Afro-Brazilian art is focusing on the exhibition Afro-Brazilian, tribute to two Valentins and an Emanoel on display in Rio de Janeiro, from this Friday (11). The new show at Espaço FGV Arte, on Botafogo Beach, was conceived as a symbolic fabric that expands and intertwines, capable of connecting different territories and temporalities.
The exhibition runs a path ranging from the coast cloth, an element present in the rituals of African life, even in historical sculptures, which dialogue with Afro-Brazilian ancestry and cultural resistance .
The public can check out the oldest manuscript of a black writer in Brazil, as well as other paintings, screens and so-called 19th-century Creole-Bahia jewels, and a balangandãs .
The curator Paulo Herkenhoff explains that it cared for the complexity of Afro-Brazilian history, with an approach that does not hide the slave period in the cultural formation of the country.
“The exhibition deals with works with history, as a way of indicating that there is Afro-Brazilian history. The next step was to seek unique issues of this art with history,” he details.

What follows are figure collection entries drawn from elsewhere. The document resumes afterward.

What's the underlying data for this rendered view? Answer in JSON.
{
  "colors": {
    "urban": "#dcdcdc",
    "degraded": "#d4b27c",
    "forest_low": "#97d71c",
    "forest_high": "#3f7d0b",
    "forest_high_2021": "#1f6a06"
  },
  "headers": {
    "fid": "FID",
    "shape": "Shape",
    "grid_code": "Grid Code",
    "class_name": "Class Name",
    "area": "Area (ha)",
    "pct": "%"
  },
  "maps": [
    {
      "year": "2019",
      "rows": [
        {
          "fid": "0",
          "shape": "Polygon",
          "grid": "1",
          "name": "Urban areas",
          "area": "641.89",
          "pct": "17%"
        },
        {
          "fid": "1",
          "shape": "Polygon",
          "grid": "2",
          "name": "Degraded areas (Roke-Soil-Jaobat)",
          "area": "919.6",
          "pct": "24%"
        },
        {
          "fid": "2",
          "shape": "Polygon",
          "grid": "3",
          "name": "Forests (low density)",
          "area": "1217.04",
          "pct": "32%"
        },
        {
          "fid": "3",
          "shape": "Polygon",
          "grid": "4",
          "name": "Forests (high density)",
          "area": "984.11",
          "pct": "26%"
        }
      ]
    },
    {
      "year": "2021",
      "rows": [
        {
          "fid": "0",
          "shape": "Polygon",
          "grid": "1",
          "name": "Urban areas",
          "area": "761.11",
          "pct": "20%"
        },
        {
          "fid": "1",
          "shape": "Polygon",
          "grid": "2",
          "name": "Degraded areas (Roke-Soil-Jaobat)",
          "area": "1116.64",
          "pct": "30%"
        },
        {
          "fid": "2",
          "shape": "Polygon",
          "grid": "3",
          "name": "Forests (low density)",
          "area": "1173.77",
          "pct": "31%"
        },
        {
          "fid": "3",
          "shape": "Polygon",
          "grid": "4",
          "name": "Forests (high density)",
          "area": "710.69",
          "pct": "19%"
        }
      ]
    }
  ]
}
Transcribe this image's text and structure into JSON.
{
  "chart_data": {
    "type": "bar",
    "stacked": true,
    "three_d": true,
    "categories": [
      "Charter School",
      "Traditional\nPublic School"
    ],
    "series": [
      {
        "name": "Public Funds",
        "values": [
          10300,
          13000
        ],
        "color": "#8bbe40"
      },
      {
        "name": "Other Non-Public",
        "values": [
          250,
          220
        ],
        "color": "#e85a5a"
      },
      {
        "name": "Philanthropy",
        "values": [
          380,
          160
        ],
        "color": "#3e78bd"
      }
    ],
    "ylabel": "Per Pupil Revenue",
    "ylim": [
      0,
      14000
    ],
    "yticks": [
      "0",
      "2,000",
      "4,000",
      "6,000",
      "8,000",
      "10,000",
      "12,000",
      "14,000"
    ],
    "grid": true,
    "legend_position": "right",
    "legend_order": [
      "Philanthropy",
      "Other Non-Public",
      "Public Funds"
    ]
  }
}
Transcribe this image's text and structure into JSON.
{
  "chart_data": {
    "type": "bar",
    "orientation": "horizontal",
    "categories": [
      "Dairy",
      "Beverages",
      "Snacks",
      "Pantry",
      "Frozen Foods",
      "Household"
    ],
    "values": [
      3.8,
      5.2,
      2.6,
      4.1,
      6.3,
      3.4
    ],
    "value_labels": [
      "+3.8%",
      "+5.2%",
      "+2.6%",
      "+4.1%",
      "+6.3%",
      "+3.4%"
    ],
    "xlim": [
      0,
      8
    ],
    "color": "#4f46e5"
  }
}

Brazil’s literature also features FGV Arte’s exhibition. A pair of works dedicated to Machado de Assis, made up of a portrait and a manuscript can also be found on the show. Already the sculptures were thought according to the geographical differences of Brazil.
“We have young Bahian artists such as David Sol, Emanoel Saravá, Leticia France, Guilherme Almeida, Shai Andrade and Karamujinho. The latter even presents his work for the first time in Rio de Janeiro. João Victor Guimarães .
In addition to territorial plurality, the show is careful to rescue forgotten artists, historically marginalized in the traditional art circuit, which includes unpublished canvases, never before displayed to the public.
“Afro-Brazilian is a tribute to the artists who built, within the limits and proposals and techniques of Western art, thoughts and manifestations beyond the West,” concluded Guimarães.